SAN JOSE, Chile — Trapped a half-mile underground for 17 days, few people expected to see them alive again.
But at the edge of a probe pulled from the mine on Sunday, the unexpected: letters addressed to family stating that the 33 men were safe. Celebrations that erupted across the country continued into Monday, tempered by concern about the miners' long-term health.
In Santiago, motorists honked car horns and church bells tolled. Hundreds of people -- many gripped for weeks by the unfolding drama -- gathered in the city center to wave red, white and blue Chilean flags.
Despite the euphoria, the families of the miners know it will be a long time yet before they can be reunited with their loved ones. Mining Minister Laurence Golborne says it could take four months to drill another, wider hole, more than 2,000 feet to the refuge. That hole will then be used as the miners' escape route.

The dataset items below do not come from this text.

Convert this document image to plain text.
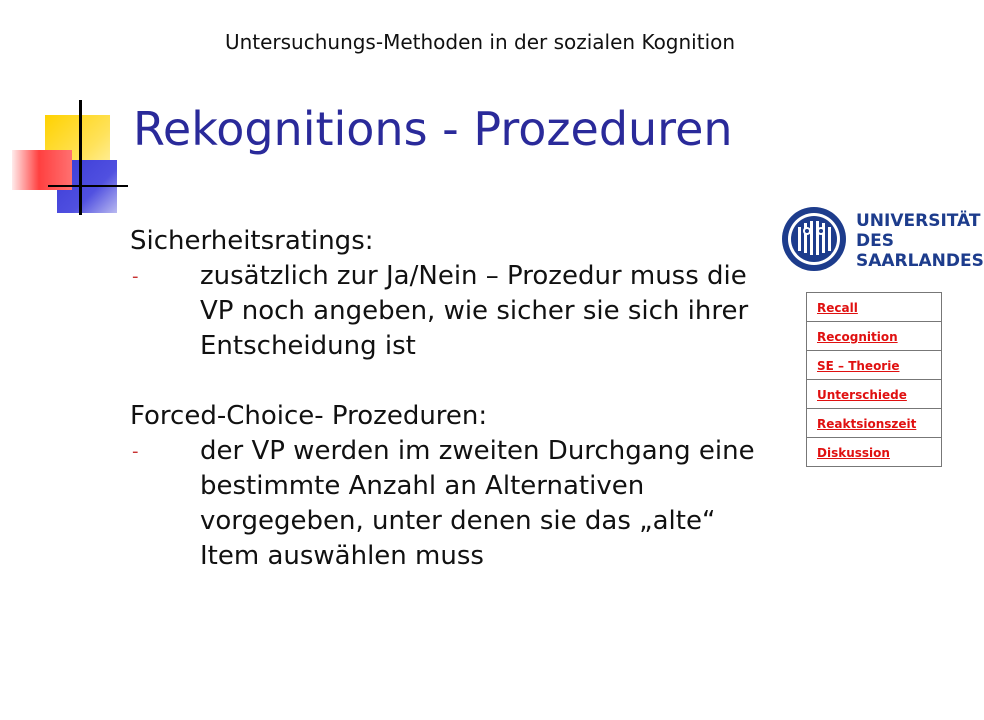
Untersuchungs-Methoden in der sozialen Kognition
Rekognitions - Prozeduren
Sicherheitsratings:
- zusätzlich zur Ja/Nein – Prozedur muss die VP noch angeben, wie sicher sie sich ihrer Entscheidung ist
Forced-Choice- Prozeduren:
- der VP werden im zweiten Durchgang eine bestimmte Anzahl an Alternativen vorgegeben, unter denen sie das „alte“ Item auswählen muss
UNIVERSITÄT
DES
SAARLANDES
Recall
Recognition
SE – Theorie
Unterschiede
Reaktsionszeit
Diskussion
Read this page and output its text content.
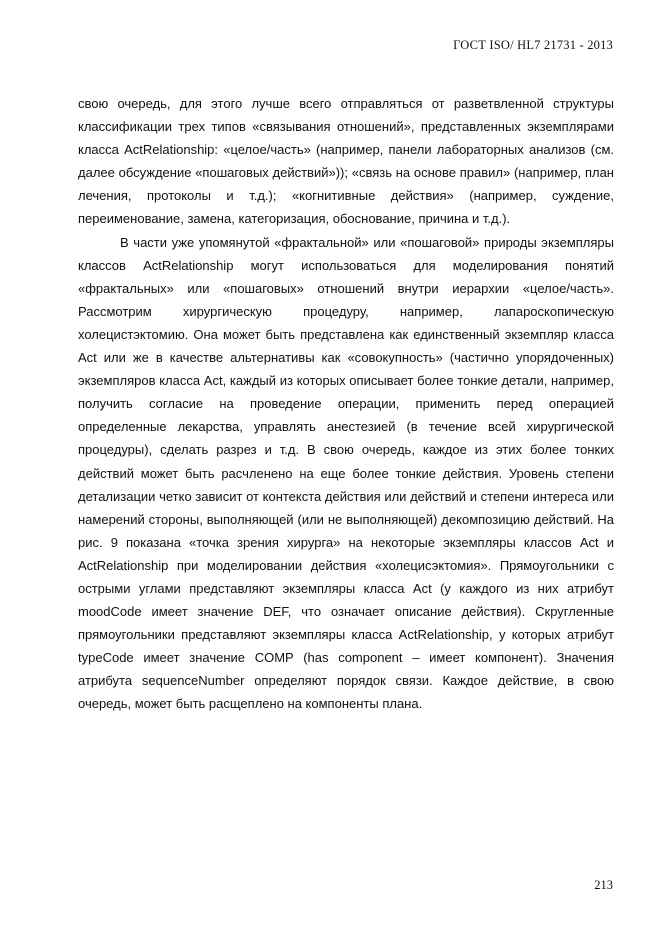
ГОСТ ISO/ HL7 21731 - 2013

свою очередь, для этого лучше всего отправляться от разветвленной структуры классификации трех типов «связывания отношений», представленных экземплярами класса ActRelationship: «целое/часть» (например, панели лабораторных анализов (см. далее обсуждение «пошаговых действий»)); «связь на основе правил» (например, план лечения, протоколы и т.д.); «когнитивные действия» (например, суждение, переименование, замена, категоризация, обоснование, причина и т.д.).

В части уже упомянутой «фрактальной» или «пошаговой» природы экземпляры классов ActRelationship могут использоваться для моделирования понятий «фрактальных» или «пошаговых» отношений внутри иерархии «целое/часть». Рассмотрим хирургическую процедуру, например, лапароскопическую холецистэктомию. Она может быть представлена как единственный экземпляр класса Act или же в качестве альтернативы как «совокупность» (частично упорядоченных) экземпляров класса Act, каждый из которых описывает более тонкие детали, например, получить согласие на проведение операции, применить перед операцией определенные лекарства, управлять анестезией (в течение всей хирургической процедуры), сделать разрез и т.д. В свою очередь, каждое из этих более тонких действий может быть расчленено на еще более тонкие действия. Уровень степени детализации четко зависит от контекста действия или действий и степени интереса или намерений стороны, выполняющей (или не выполняющей) декомпозицию действий. На рис. 9 показана «точка зрения хирурга» на некоторые экземпляры классов Act и ActRelationship при моделировании действия «холецисэктомия». Прямоугольники с острыми углами представляют экземпляры класса Act (у каждого из них атрибут moodCode имеет значение DEF, что означает описание действия). Скругленные прямоугольники представляют экземпляры класса ActRelationship, у которых атрибут typeCode имеет значение COMP (has component – имеет компонент). Значения атрибута sequenceNumber определяют порядок связи. Каждое действие, в свою очередь, может быть расщеплено на компоненты плана.

213
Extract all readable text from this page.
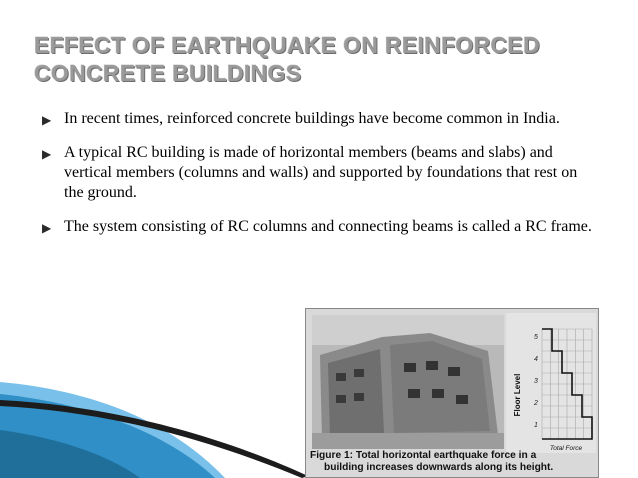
EFFECT OF EARTHQUAKE ON REINFORCED
CONCRETE BUILDINGS
▶ In recent times, reinforced concrete buildings have become common in India.
▶ A typical RC building is made of horizontal members (beams and slabs) and vertical members (columns and walls) and supported by foundations that rest on the ground.
▶ The system consisting of RC columns and connecting beams is called a RC frame.
5
4
3
2
1
Floor Level
Total Force
Figure 1: Total horizontal earthquake force in a
building increases downwards along its height.
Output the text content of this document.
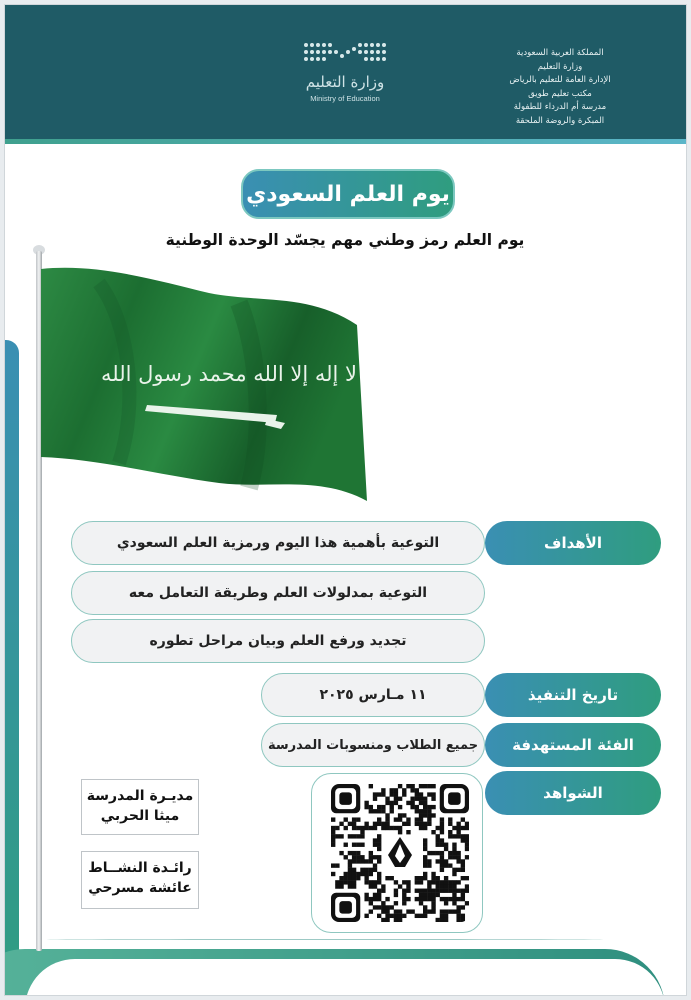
وزارة التعليم
Ministry of Education
المملكة العربية السعودية
وزارة التعليم
الإدارة العامة للتعليم بالرياض
مكتب تعليم طويق
مدرسة أم الدرداء للطفولة
المبكرة والروضة الملحقة
يوم العلم السعودي
يوم العلم رمز وطني مهم يجسّد الوحدة الوطنية
لا إله إلا الله محمد رسول الله
الأهداف
التوعية بأهمية هذا اليوم ورمزية العلم السعودي
التوعية بمدلولات العلم وطريقة التعامل معه
تجديد ورفع العلم وبيان مراحل تطوره
تاريخ التنفيذ
١١ مـارس ٢٠٢٥
الفئة المستهدفة
جميع الطلاب ومنسوبات المدرسة
الشواهد
مديـرة المدرسة
ميثا الحربي
رائـدة النشــاط
عائشة مسرحي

On Monday, Golborne said the miners told him that with the exception of a few stomach-ache complaints, all were in good health and very pleased to hear that family members were waiting for them. Food and water were dropped into the well and the men confirmed they received them, Golborne said.
Also Monday, psychiatrists were brought here to counsel miners and family members, who have endured the ups and downs of the protracted rescue effort. "We need to urgently establish what psychological situation they are in. They need to understand what we know up here at the surface, that it will take many weeks for them to reach the light," Health Minister Jaime Manalich told The Associated Press.